Polarized light and cancer
Thank you for the interesting article on polarimetric imaging for cancer diagnosis (OPN, October 2012).
The experimental setup and results are quite interesting, but the article does not appear to correctly connect scattering and polarization theory. The authors’ claim for small scatterers is that “backscattered light is less depolarized when the incident light is linearly rather than circularly polarized.”
Size really has nothing to do with the greater circular depolarization. For backscattering, all randomly oriented particles depolarize more in circular polarizations regardless of particle size (Appl. Opt. 47, 3795 ). This is a result of integrating a single particle’s scattering matrix over all possible azimuthal orientations.
Within the Rayleigh regime, depolarization generally increases with particle size. For example, nitrogen molecules are aspheric, but due to their small size, they are only weakly depolarizing at visible wavelengths. However, the amount of asphericity and index contrast also play a role in determining the particle’s depolarization (Opt. Lett. 20, 1356 ). Perhaps a more likely reason that the researchers can discount larger scatterers such as cell nuclei from the depolarization signals is their being nearly spherical. (Spherical particles do not depolarize within the single scattering approximation.) Size alone certainly does not rule out depolarization, or greater circular depolarization, by larger cellular structures.
—Matthew Hayman, Boulder, Colo., U.S.A.
THE AUTHOR REPLIES: We appreciate Matthew Hayman’s opinion about our article. His comments might be relevant for single scattering by independent particles. Both of his cited references deal with a single scattering regime, which is quite common in lidar or radar polarimetric experiments.

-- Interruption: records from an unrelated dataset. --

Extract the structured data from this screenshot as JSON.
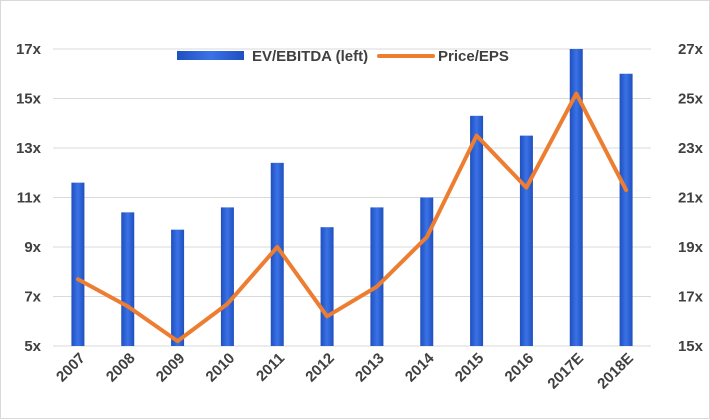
{
  "chart_data": {
    "type": "bar+line",
    "categories": [
      "2007",
      "2008",
      "2009",
      "2010",
      "2011",
      "2012",
      "2013",
      "2014",
      "2015",
      "2016",
      "2017E",
      "2018E"
    ],
    "series": [
      {
        "name": "EV/EBITDA (left)",
        "type": "bar",
        "axis": "left",
        "color": "#2e5fd6",
        "values": [
          11.6,
          10.4,
          9.7,
          10.6,
          12.4,
          9.8,
          10.6,
          11.0,
          14.3,
          13.5,
          17.0,
          16.0
        ]
      },
      {
        "name": "Price/EPS",
        "type": "line",
        "axis": "right",
        "color": "#ed7d31",
        "values": [
          17.7,
          16.6,
          15.2,
          16.7,
          19.0,
          16.2,
          17.4,
          19.4,
          23.5,
          21.4,
          25.2,
          21.3
        ]
      }
    ],
    "left_axis": {
      "min": 5,
      "max": 17,
      "ticks": [
        "5x",
        "7x",
        "9x",
        "11x",
        "13x",
        "15x",
        "17x"
      ]
    },
    "right_axis": {
      "min": 15,
      "max": 27,
      "ticks": [
        "15x",
        "17x",
        "19x",
        "21x",
        "23x",
        "25x",
        "27x"
      ]
    },
    "legend": {
      "placement": "top-center"
    },
    "grid": "horizontal"
  }
}
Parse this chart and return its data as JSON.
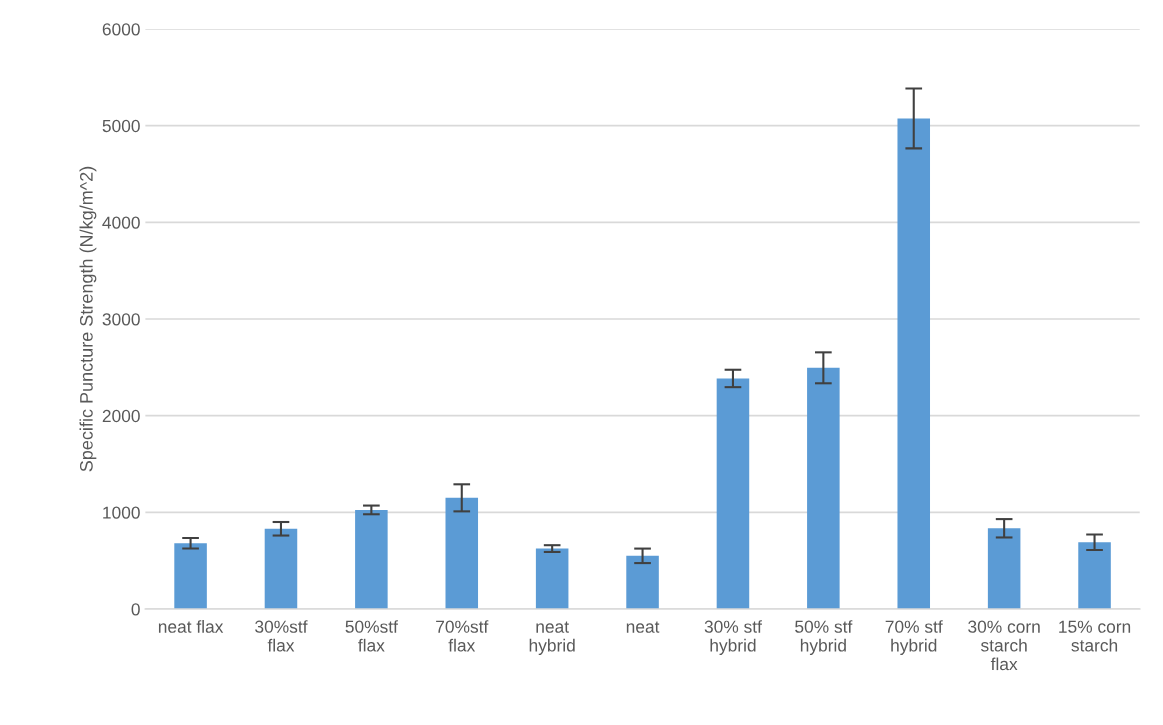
{
  "chart_data": {
    "type": "bar",
    "ylabel": "Specific Puncture Strength (N/kg/m^2)",
    "categories": [
      "neat flax",
      "30%stf\nflax",
      "50%stf\nflax",
      "70%stf\nflax",
      "neat\nhybrid",
      "neat",
      "30% stf\nhybrid",
      "50% stf\nhybrid",
      "70% stf\nhybrid",
      "30% corn\nstarch\nflax",
      "15% corn\nstarch"
    ],
    "values": [
      680,
      830,
      1025,
      1150,
      625,
      550,
      2385,
      2495,
      5075,
      835,
      690
    ],
    "errors": [
      55,
      70,
      45,
      140,
      35,
      75,
      90,
      160,
      310,
      95,
      80
    ],
    "color": "#5b9bd5",
    "ylim": [
      0,
      6000
    ],
    "yticks": [
      0,
      1000,
      2000,
      3000,
      4000,
      5000,
      6000
    ],
    "grid": "y"
  }
}
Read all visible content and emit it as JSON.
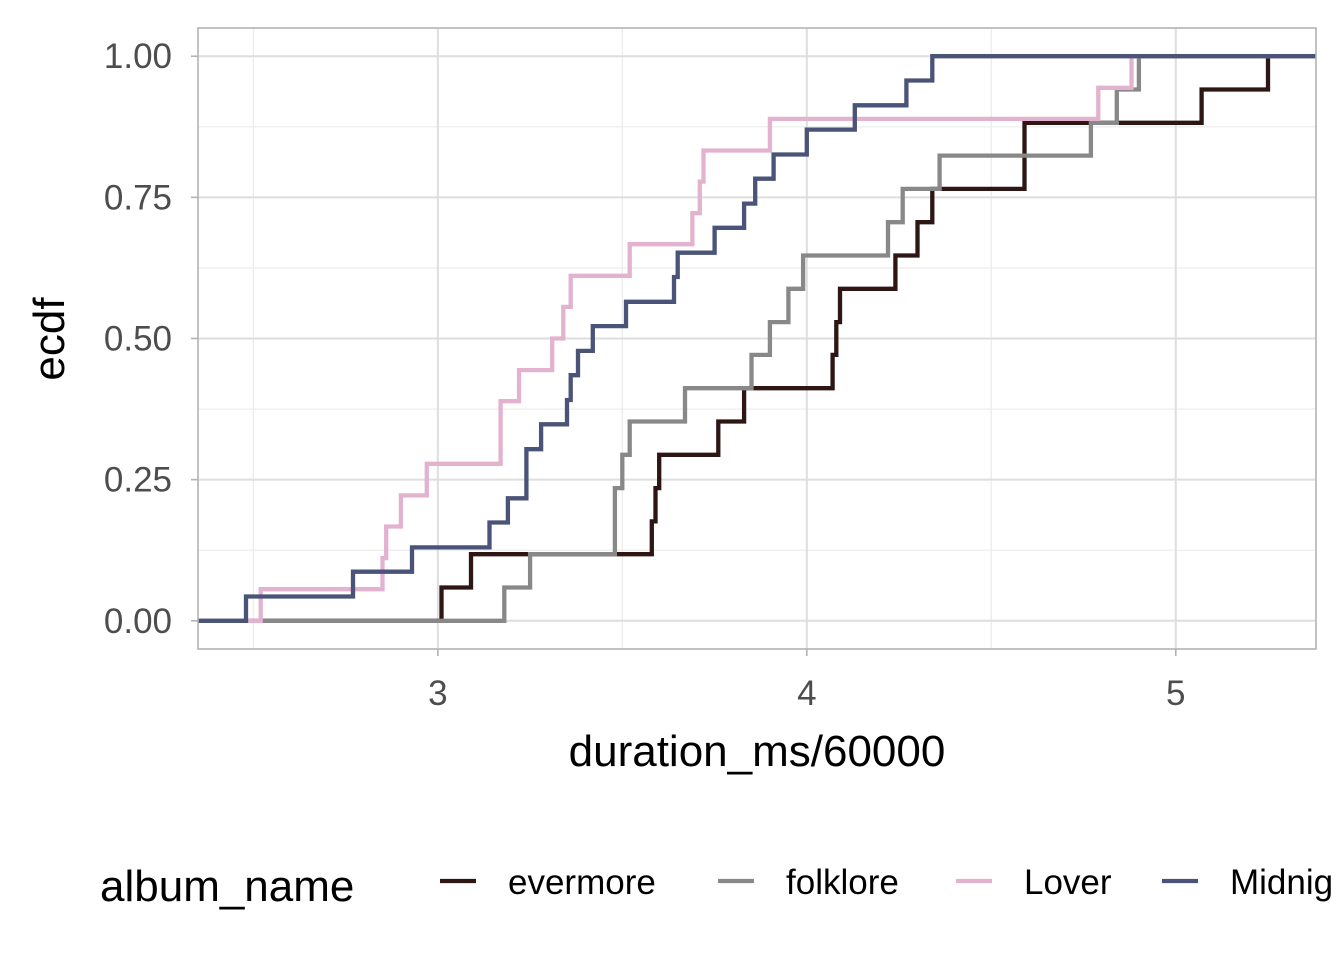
{
  "chart_data": {
    "type": "line",
    "subtype": "ecdf-step",
    "xlabel": "duration_ms/60000",
    "ylabel": "ecdf",
    "xlim": [
      2.35,
      5.38
    ],
    "ylim": [
      -0.05,
      1.05
    ],
    "x_ticks": [
      3,
      4,
      5
    ],
    "x_tick_labels": [
      "3",
      "4",
      "5"
    ],
    "y_ticks": [
      0,
      0.25,
      0.5,
      0.75,
      1
    ],
    "y_tick_labels": [
      "0.00",
      "0.25",
      "0.50",
      "0.75",
      "1.00"
    ],
    "grid": true,
    "legend": {
      "title": "album_name",
      "position": "bottom",
      "entries": [
        "evermore",
        "folklore",
        "Lover",
        "Midnig"
      ]
    },
    "series": [
      {
        "name": "evermore",
        "color": "#2d1613",
        "points": [
          [
            2.35,
            0
          ],
          [
            3.01,
            0
          ],
          [
            3.01,
            0.059
          ],
          [
            3.09,
            0.059
          ],
          [
            3.09,
            0.118
          ],
          [
            3.58,
            0.118
          ],
          [
            3.58,
            0.176
          ],
          [
            3.59,
            0.176
          ],
          [
            3.59,
            0.235
          ],
          [
            3.6,
            0.235
          ],
          [
            3.6,
            0.294
          ],
          [
            3.76,
            0.294
          ],
          [
            3.76,
            0.353
          ],
          [
            3.83,
            0.353
          ],
          [
            3.83,
            0.412
          ],
          [
            4.07,
            0.412
          ],
          [
            4.07,
            0.471
          ],
          [
            4.08,
            0.471
          ],
          [
            4.08,
            0.529
          ],
          [
            4.09,
            0.529
          ],
          [
            4.09,
            0.588
          ],
          [
            4.24,
            0.588
          ],
          [
            4.24,
            0.647
          ],
          [
            4.3,
            0.647
          ],
          [
            4.3,
            0.706
          ],
          [
            4.34,
            0.706
          ],
          [
            4.34,
            0.765
          ],
          [
            4.59,
            0.765
          ],
          [
            4.59,
            0.882
          ],
          [
            5.07,
            0.882
          ],
          [
            5.07,
            0.941
          ],
          [
            5.25,
            0.941
          ],
          [
            5.25,
            1
          ],
          [
            5.38,
            1
          ]
        ]
      },
      {
        "name": "folklore",
        "color": "#888888",
        "points": [
          [
            2.35,
            0
          ],
          [
            3.18,
            0
          ],
          [
            3.18,
            0.059
          ],
          [
            3.25,
            0.059
          ],
          [
            3.25,
            0.118
          ],
          [
            3.48,
            0.118
          ],
          [
            3.48,
            0.235
          ],
          [
            3.5,
            0.235
          ],
          [
            3.5,
            0.294
          ],
          [
            3.52,
            0.294
          ],
          [
            3.52,
            0.353
          ],
          [
            3.67,
            0.353
          ],
          [
            3.67,
            0.412
          ],
          [
            3.85,
            0.412
          ],
          [
            3.85,
            0.471
          ],
          [
            3.9,
            0.471
          ],
          [
            3.9,
            0.529
          ],
          [
            3.95,
            0.529
          ],
          [
            3.95,
            0.588
          ],
          [
            3.99,
            0.588
          ],
          [
            3.99,
            0.647
          ],
          [
            4.22,
            0.647
          ],
          [
            4.22,
            0.706
          ],
          [
            4.26,
            0.706
          ],
          [
            4.26,
            0.765
          ],
          [
            4.36,
            0.765
          ],
          [
            4.36,
            0.824
          ],
          [
            4.77,
            0.824
          ],
          [
            4.77,
            0.882
          ],
          [
            4.84,
            0.882
          ],
          [
            4.84,
            0.941
          ],
          [
            4.9,
            0.941
          ],
          [
            4.9,
            1
          ],
          [
            5.38,
            1
          ]
        ]
      },
      {
        "name": "Lover",
        "color": "#e3b2cf",
        "points": [
          [
            2.35,
            0
          ],
          [
            2.52,
            0
          ],
          [
            2.52,
            0.056
          ],
          [
            2.85,
            0.056
          ],
          [
            2.85,
            0.111
          ],
          [
            2.86,
            0.111
          ],
          [
            2.86,
            0.167
          ],
          [
            2.9,
            0.167
          ],
          [
            2.9,
            0.222
          ],
          [
            2.97,
            0.222
          ],
          [
            2.97,
            0.278
          ],
          [
            3.17,
            0.278
          ],
          [
            3.17,
            0.333
          ],
          [
            3.17,
            0.333
          ],
          [
            3.17,
            0.389
          ],
          [
            3.22,
            0.389
          ],
          [
            3.22,
            0.444
          ],
          [
            3.31,
            0.444
          ],
          [
            3.31,
            0.5
          ],
          [
            3.34,
            0.5
          ],
          [
            3.34,
            0.556
          ],
          [
            3.36,
            0.556
          ],
          [
            3.36,
            0.611
          ],
          [
            3.52,
            0.611
          ],
          [
            3.52,
            0.667
          ],
          [
            3.69,
            0.667
          ],
          [
            3.69,
            0.722
          ],
          [
            3.71,
            0.722
          ],
          [
            3.71,
            0.778
          ],
          [
            3.72,
            0.778
          ],
          [
            3.72,
            0.833
          ],
          [
            3.9,
            0.833
          ],
          [
            3.9,
            0.889
          ],
          [
            4.79,
            0.889
          ],
          [
            4.79,
            0.944
          ],
          [
            4.88,
            0.944
          ],
          [
            4.88,
            1
          ],
          [
            5.38,
            1
          ]
        ]
      },
      {
        "name": "Midnig",
        "color": "#4a5378",
        "points": [
          [
            2.35,
            0
          ],
          [
            2.48,
            0
          ],
          [
            2.48,
            0.043
          ],
          [
            2.77,
            0.043
          ],
          [
            2.77,
            0.087
          ],
          [
            2.93,
            0.087
          ],
          [
            2.93,
            0.13
          ],
          [
            3.14,
            0.13
          ],
          [
            3.14,
            0.174
          ],
          [
            3.19,
            0.174
          ],
          [
            3.19,
            0.217
          ],
          [
            3.24,
            0.217
          ],
          [
            3.24,
            0.261
          ],
          [
            3.24,
            0.261
          ],
          [
            3.24,
            0.304
          ],
          [
            3.28,
            0.304
          ],
          [
            3.28,
            0.348
          ],
          [
            3.35,
            0.348
          ],
          [
            3.35,
            0.391
          ],
          [
            3.36,
            0.391
          ],
          [
            3.36,
            0.435
          ],
          [
            3.38,
            0.435
          ],
          [
            3.38,
            0.478
          ],
          [
            3.42,
            0.478
          ],
          [
            3.42,
            0.522
          ],
          [
            3.51,
            0.522
          ],
          [
            3.51,
            0.565
          ],
          [
            3.64,
            0.565
          ],
          [
            3.64,
            0.609
          ],
          [
            3.65,
            0.609
          ],
          [
            3.65,
            0.652
          ],
          [
            3.75,
            0.652
          ],
          [
            3.75,
            0.696
          ],
          [
            3.83,
            0.696
          ],
          [
            3.83,
            0.739
          ],
          [
            3.86,
            0.739
          ],
          [
            3.86,
            0.783
          ],
          [
            3.91,
            0.783
          ],
          [
            3.91,
            0.826
          ],
          [
            4.0,
            0.826
          ],
          [
            4.0,
            0.87
          ],
          [
            4.13,
            0.87
          ],
          [
            4.13,
            0.913
          ],
          [
            4.27,
            0.913
          ],
          [
            4.27,
            0.957
          ],
          [
            4.34,
            0.957
          ],
          [
            4.34,
            1
          ],
          [
            5.38,
            1
          ]
        ]
      }
    ]
  }
}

However, biological tissue is a multiply scattering medium. In such media, we have to solve the problem of radiative transfer in order to find the coefficients of the tissue’s Mueller matrix.
Measurements of diffuse backscattering Mueller matrices of highly scattering media and corresponding Monte Carlo simulations showed the variation of M44 values with the size of scatterers (Opt. Exp. 1, 441 ); Appl. Opt. 39, 1580 ). The characteristic length of depolarization in multiply scattering media depends on the initial state of polarization (linear or circular) and on size of particles (Phys. Rev. E 49, 1767 ).
The researchers Xu and Alfano described the mechanism of circular depolarization due to multiple scattering by particles of a large size or high refractive index in 2005 (Phys. Rev. E 72, 065601). So, the claim that size has nothing to do with greater circular depolarization is not correct in our case.